C allocated space size on stack for an array

Question

I have a simple program called demo.c which allocates space for a char array with the length of 8 on the stack

#include<stdio.h>


main()
{
        char buffer[8];

        return 0;
}

I thought that 8 bytes will be allocated from stack for the eight chars but if I check this in gdb there are 10 bytes subtracted from the stack.

I compile the the program with this command on my Ubuntu 32 bit machine:

$ gcc -ggdb -o demo demo.c

Then I analyze the program with:

$ gdb demo

$ disassemble main

(gdb) disassemble main
Dump of assembler code for function main:
   0x08048404 <+0>: push   %ebp
   0x08048405 <+1>: mov    %esp,%ebp
   0x08048407 <+3>: and    $0xfffffff0,%esp
   0x0804840a <+6>: sub    $0x10,%esp
   0x0804840d <+9>: mov    %gs:0x14,%eax
   0x08048413 <+15>:    mov    %eax,0xc(%esp)
   0x08048417 <+19>:    xor    %eax,%eax
   0x08048419 <+21>:    mov    $0x0,%eax
   0x0804841e <+26>:    mov    0xc(%esp),%edx
   0x08048422 <+30>:    xor    %gs:0x14,%edx
   0x08048429 <+37>:    je     0x8048430 <main+44>
   0x0804842b <+39>:    call   0x8048340 <__stack_chk_fail@plt>
   0x08048430 <+44>:    leave  
   0x08048431 <+45>:    ret    
End of assembler dump.

0x0804840a <+6>: sub $0x10,%esp says, that there are 10 bytes allocated from the stack right?

Why are there 10 bytes allocated and not 8?

Answer 1

No, 0x10 means it's hexadecimal, i.e. 10₁₆, which is 16₁₀ bytes in decimal.

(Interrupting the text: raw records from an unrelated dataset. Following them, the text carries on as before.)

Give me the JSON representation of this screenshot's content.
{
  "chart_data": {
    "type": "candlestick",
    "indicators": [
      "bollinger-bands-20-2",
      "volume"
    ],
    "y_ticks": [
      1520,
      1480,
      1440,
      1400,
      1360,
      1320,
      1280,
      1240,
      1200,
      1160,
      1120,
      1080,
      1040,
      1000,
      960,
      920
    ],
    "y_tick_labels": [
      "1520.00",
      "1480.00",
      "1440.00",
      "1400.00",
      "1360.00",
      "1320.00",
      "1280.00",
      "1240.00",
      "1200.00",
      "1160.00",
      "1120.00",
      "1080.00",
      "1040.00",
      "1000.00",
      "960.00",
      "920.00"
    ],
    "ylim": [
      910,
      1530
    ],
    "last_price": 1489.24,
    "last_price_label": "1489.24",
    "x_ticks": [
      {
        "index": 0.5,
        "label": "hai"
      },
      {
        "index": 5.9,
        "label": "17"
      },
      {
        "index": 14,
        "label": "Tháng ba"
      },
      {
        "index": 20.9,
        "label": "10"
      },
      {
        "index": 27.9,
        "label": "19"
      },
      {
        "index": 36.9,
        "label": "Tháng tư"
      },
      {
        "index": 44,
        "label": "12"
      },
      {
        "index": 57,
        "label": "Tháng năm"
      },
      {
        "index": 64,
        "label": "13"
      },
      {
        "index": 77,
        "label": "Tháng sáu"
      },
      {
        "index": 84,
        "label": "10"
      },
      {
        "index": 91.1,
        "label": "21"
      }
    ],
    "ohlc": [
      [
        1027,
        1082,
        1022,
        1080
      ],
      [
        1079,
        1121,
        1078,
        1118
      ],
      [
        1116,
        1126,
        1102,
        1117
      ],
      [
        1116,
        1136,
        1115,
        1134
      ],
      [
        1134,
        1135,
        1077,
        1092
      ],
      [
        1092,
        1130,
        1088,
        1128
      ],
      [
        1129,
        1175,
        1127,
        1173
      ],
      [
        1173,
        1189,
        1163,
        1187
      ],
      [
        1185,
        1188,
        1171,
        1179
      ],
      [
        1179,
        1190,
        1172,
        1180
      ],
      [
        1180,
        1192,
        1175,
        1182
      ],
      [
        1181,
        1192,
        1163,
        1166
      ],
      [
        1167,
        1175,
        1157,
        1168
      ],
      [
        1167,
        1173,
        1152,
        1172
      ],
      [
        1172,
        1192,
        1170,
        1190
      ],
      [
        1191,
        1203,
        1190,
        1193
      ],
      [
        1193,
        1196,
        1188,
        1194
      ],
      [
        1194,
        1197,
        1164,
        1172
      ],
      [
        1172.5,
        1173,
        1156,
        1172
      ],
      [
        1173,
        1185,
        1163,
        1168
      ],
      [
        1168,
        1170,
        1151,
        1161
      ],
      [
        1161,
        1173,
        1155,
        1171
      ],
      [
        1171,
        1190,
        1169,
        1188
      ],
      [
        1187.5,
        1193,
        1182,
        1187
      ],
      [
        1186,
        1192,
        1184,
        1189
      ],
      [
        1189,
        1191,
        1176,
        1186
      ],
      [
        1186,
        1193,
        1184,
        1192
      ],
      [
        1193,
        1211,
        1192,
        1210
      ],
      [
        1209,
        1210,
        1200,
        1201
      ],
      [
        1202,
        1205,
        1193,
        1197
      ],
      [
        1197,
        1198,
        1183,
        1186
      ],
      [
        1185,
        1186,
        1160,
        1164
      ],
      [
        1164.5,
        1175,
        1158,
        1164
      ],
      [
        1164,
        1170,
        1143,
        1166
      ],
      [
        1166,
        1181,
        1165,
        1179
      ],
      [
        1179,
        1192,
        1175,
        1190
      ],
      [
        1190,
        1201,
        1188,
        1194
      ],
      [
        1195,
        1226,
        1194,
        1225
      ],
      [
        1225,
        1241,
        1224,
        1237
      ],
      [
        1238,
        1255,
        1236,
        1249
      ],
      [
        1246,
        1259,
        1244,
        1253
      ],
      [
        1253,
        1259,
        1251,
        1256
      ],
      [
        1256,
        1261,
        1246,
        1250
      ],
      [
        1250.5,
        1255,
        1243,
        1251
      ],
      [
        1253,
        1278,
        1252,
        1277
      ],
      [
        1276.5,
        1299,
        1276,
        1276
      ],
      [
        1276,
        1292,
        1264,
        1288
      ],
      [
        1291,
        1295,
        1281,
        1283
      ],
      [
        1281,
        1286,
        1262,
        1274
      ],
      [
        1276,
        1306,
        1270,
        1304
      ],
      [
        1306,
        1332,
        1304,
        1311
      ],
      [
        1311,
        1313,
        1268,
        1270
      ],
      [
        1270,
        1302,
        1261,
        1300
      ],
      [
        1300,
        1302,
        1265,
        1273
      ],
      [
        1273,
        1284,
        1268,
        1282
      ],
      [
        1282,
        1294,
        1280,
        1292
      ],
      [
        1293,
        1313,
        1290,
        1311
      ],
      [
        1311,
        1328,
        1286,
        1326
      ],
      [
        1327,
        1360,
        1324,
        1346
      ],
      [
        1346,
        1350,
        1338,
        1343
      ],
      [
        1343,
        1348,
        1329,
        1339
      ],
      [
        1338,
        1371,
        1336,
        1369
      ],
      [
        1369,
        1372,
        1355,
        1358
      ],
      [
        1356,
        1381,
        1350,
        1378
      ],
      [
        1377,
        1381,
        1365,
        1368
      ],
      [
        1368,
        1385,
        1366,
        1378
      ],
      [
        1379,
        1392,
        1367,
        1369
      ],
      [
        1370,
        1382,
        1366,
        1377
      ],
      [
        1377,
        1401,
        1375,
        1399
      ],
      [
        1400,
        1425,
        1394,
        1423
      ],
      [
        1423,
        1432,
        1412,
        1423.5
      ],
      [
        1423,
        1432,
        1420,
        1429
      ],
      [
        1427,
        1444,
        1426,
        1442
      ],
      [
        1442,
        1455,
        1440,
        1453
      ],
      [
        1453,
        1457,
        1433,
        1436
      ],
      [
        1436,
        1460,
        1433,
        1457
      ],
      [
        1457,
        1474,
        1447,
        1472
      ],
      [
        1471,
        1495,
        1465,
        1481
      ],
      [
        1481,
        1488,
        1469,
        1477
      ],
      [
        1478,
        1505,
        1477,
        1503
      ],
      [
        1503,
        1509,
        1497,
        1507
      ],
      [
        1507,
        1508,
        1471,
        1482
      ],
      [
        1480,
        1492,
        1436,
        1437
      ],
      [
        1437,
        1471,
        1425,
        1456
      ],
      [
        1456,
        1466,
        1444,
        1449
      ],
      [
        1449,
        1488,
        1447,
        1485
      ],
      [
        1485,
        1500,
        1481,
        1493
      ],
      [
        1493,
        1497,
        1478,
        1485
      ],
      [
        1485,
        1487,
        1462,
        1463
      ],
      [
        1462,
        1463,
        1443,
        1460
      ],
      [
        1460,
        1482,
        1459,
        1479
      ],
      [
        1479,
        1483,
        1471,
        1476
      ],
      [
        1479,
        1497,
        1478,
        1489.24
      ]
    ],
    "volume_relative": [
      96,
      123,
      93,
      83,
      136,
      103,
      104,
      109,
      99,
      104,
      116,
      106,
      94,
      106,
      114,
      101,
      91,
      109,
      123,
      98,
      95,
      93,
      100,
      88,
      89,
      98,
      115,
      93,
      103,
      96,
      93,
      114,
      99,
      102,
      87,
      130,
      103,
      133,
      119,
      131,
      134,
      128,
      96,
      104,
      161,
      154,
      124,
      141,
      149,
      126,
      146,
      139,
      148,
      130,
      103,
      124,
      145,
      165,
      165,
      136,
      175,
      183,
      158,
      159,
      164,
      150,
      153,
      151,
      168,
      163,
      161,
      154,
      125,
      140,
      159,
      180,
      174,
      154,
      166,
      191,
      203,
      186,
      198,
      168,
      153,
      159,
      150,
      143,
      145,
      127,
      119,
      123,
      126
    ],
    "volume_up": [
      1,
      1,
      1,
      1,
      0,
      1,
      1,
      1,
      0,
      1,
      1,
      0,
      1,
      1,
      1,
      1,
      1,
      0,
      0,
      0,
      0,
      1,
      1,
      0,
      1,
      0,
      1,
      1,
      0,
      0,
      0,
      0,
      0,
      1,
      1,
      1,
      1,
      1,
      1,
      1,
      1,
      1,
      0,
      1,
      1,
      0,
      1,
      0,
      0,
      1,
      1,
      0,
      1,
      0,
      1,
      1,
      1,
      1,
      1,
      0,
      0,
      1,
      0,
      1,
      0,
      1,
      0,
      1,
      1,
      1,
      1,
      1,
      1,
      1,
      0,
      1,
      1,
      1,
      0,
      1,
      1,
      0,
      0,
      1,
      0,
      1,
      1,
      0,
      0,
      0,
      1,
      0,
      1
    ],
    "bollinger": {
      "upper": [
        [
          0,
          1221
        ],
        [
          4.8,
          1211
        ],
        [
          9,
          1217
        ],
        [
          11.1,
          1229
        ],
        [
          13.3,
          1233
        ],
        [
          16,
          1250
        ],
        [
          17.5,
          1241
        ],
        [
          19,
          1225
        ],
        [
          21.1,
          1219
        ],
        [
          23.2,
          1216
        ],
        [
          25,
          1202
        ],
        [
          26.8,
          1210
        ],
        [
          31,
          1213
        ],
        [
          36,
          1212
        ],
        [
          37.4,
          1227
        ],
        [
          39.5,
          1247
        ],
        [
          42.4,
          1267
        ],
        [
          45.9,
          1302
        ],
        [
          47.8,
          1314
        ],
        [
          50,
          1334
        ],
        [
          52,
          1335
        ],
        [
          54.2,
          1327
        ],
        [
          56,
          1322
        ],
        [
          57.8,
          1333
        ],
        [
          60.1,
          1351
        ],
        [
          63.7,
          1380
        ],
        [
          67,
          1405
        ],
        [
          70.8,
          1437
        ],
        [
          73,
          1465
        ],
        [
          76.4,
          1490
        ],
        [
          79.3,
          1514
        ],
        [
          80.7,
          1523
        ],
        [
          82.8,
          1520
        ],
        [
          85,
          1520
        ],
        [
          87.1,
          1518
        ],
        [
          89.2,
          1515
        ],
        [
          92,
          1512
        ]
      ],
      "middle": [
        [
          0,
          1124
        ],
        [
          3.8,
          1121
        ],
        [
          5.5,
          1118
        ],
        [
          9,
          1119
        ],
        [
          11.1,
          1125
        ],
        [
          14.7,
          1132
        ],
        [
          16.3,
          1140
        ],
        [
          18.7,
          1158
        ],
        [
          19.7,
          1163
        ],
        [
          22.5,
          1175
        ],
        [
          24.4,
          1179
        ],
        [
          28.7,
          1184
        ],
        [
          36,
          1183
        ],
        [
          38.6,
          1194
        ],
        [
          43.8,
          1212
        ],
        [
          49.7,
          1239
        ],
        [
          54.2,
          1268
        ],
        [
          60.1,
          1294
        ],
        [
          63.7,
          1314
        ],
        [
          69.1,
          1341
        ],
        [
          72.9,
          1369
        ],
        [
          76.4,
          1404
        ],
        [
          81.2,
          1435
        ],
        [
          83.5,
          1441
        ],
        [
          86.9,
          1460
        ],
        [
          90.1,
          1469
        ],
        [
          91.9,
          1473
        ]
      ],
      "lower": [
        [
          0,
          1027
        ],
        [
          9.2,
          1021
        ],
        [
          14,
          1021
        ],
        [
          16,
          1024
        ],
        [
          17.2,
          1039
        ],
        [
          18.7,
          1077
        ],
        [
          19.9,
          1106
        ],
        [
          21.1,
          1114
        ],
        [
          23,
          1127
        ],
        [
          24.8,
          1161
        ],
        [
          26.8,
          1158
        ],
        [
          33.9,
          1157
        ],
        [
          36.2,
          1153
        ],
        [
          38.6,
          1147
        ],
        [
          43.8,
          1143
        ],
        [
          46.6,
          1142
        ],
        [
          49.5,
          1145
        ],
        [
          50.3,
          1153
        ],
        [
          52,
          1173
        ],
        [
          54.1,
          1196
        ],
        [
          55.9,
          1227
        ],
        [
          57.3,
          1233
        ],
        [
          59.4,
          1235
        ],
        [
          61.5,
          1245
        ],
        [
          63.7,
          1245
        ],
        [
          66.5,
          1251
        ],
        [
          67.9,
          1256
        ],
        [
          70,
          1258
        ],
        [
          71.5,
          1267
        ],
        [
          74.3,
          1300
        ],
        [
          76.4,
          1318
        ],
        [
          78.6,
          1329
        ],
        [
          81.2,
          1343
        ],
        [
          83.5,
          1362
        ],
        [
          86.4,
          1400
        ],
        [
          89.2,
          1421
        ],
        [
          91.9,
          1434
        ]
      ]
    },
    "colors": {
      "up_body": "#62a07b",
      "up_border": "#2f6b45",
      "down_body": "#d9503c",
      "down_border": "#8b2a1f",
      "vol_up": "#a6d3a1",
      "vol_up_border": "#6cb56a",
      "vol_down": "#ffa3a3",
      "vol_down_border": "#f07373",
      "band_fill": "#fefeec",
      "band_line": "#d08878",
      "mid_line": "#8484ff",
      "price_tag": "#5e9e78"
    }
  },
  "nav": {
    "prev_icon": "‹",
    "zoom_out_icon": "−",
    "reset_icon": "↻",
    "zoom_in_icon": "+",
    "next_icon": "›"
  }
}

Probably due to alignment requirements for the stack.

Answer 2

Please note that the constant $0x10 is in hexadecimal this is equal to 16 byte. Take a look at the machine code:

0x08048404 <+0>: push   %ebp
0x08048405 <+1>: mov    %esp,%ebp
0x08048407 <+3>: and    $0xfffffff0,%esp
0x0804840a <+6>: sub    $0x10,%esp
...
0x08048430 <+44>:    leave  
0x08048431 <+45>:    ret 

As you can see before we subtract 16 from the esp we ensure to make esp pointing to a 16 byte aligned address first (take a look at the and $0xfffffff0,%esp instruction). I guess the compiler try to respect the alignment so he simply reserves 16 byte as well. It does not matter anyway because 8 byte fit into 16 byte very well.